Vision Clearly Communicated
Now, back to our sales kickoff meeting… Instead of flogging your sales team with a long, detailed demo of the new product, start with building a vision.
Begin your presentation with a set of existing or fictional Reference Stories. These will clearly illustrate the opportunities represented and provide the top-level information to qualify customers. You’ll want to provide a series of Reference Stories, like a menu, so that the sales team can see the depth and breadth of the customers the offering can help. You then follow with a demo that shows examples of the outcome for each Reference Story, from the customer’s perspective. For example, in our VP Sales case above, you would start your demo by showing the completed forecast, to prove that it can be done and to generate a vision of the solution right up-front. Then you would show the specific capabilities needed to create that forecast, using the fewest number of steps or mouse clicks.

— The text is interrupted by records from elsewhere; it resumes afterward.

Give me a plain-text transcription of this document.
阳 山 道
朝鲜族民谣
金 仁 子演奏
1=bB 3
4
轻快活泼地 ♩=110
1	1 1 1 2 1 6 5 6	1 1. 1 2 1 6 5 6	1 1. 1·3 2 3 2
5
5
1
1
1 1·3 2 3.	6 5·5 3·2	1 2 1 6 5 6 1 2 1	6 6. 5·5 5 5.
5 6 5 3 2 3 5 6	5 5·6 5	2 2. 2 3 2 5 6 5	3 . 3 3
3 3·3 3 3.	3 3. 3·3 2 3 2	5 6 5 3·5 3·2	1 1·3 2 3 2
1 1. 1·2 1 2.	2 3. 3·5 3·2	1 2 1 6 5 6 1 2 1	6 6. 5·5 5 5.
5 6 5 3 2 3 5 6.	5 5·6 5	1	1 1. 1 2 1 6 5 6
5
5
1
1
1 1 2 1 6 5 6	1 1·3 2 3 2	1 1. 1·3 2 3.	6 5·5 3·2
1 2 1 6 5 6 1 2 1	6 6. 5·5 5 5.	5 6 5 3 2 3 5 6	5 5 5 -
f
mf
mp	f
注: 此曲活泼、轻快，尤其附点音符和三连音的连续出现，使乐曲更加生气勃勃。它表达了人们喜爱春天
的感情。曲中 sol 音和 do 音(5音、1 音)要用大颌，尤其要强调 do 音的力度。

Keep it short, simple, and to the point. In most cases, you can easily relate a complete Reference Story and show its accompanying demo in less than eight minutes! The result is that you’ve equipped your sales team with the two most important concepts possible:
1. Your new product will be compelling and easy to introduce to target customers.
2. It will be easy to prove and demonstrate, to progress sales process – and close the sale.
The result, Cohan concluded, is “Easy to buy, easy to sell.”